We learn that Tommy, an ex-Marine, had been with his mother - Paddy's ex-wife - when she died a painful death. "You could've heard about her coughing up blood in a shit box with no heat. Having me rub her down with holy water, because she didn't have no insurance. All the while waiting for your pal Jesus to save her."
This tense first scene sets the stage for Warrior. The acting is solid and moving, the writing understated and elegant, and the direction masterful. Most importantly, the feeling is drilled into the audience earlier on that there is a lot more to this story than meets the eye.
But there is a current of drama that subtly rises beneath all of the action. Brendan faces off with his father in his family's backyard, also apparently for the first time in years, and spurns his attempt at affection and conversation; Tommy converses with a fallen Marine's wife, and tries to bury an act of bravery that he knows involves his own cowardice; and after being mocked and yelled at by his son, Paddy relapses in a hotel room.
But an even weightier conflict comes toward the end when, after facing off on an Atlantic City beach to revisit the dissolution of their family so many years ago, the two brothers confront each other in the cage.
This may seem like a predictable plot twist, but it's actually a remarkable innovation that defies the conventions of this kind of fight-flick. Even while we see familiar sights - the cheering wife, the pumped-up coach, the wild crowd, the supportive co-workers and friends - the audience's heart is being pulled in two directions.
As director Gavin O'Connor says in an interview, "in most of these films, you know who you're rooting for when it starts, and you go on the journey. What I was attempting to do was say, okay so you're rooting for this person, and you're rooting for this person. And these two people are on a collision course...to fight each other. Now what? And that is emotionally complex...how the hell are you gonna resolve this?"
The answer to that question lies in the deeper currents of the film, which are hinted at - not only in the first frame, but also the last, which appears to be an image of Mary tattooed on Tommy's shoulder. "Warrior is not a fight movie," O'Connor states emphatically in an interview. "It’s about spiritual redemption and healing." This transcendent dimension of the film, according to O'Connor, came from the influence of a close friend named Charles "Mask" Lewis who helped him start an apparel company called "Soul of a Lion" (a name which pops up on clothing throughout the film). That title stood for "the absolute number one in Charles’s life" - and though he passed away after being hit by a drunk driver, Lewis had apparently reignited O'Connor's interest in his own Catholic upbringing.

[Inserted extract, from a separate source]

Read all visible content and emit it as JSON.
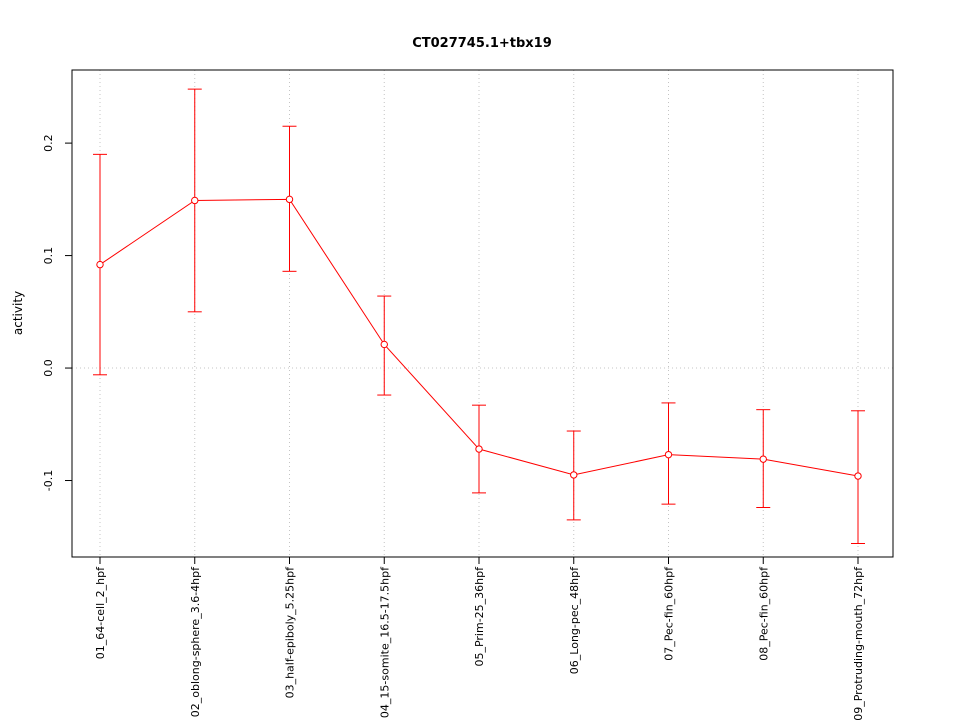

The resolution is breathtaking, as O'Connor unfurls this vision of "spiritual redemption" on the audience like a tidal wave. The conflict in the audience's heart explodes into joy - a joy that makes the prize money totally meaningless. As O'Connor puts it in an online interview, "the person who wins needs to win. And the person who loses, that's his win...he needs to surrender. He needs to die at the hands of his brother to be reborn." With Tommy's tap-out and Brendan's last words on-screen - "I"m sorry" and "I love you" - all of the rage and angst of the former wrestling champ and Marine hero is surrendered; all of Brendan's fears of losing his house, his health, and his long-lost brother vanish; and Paddy watches, stunned and overjoyed, as his two sons march away from the fight, out of breath, battered, bloodied - and reconciled.
Five stars. KO. Warrior is a winner.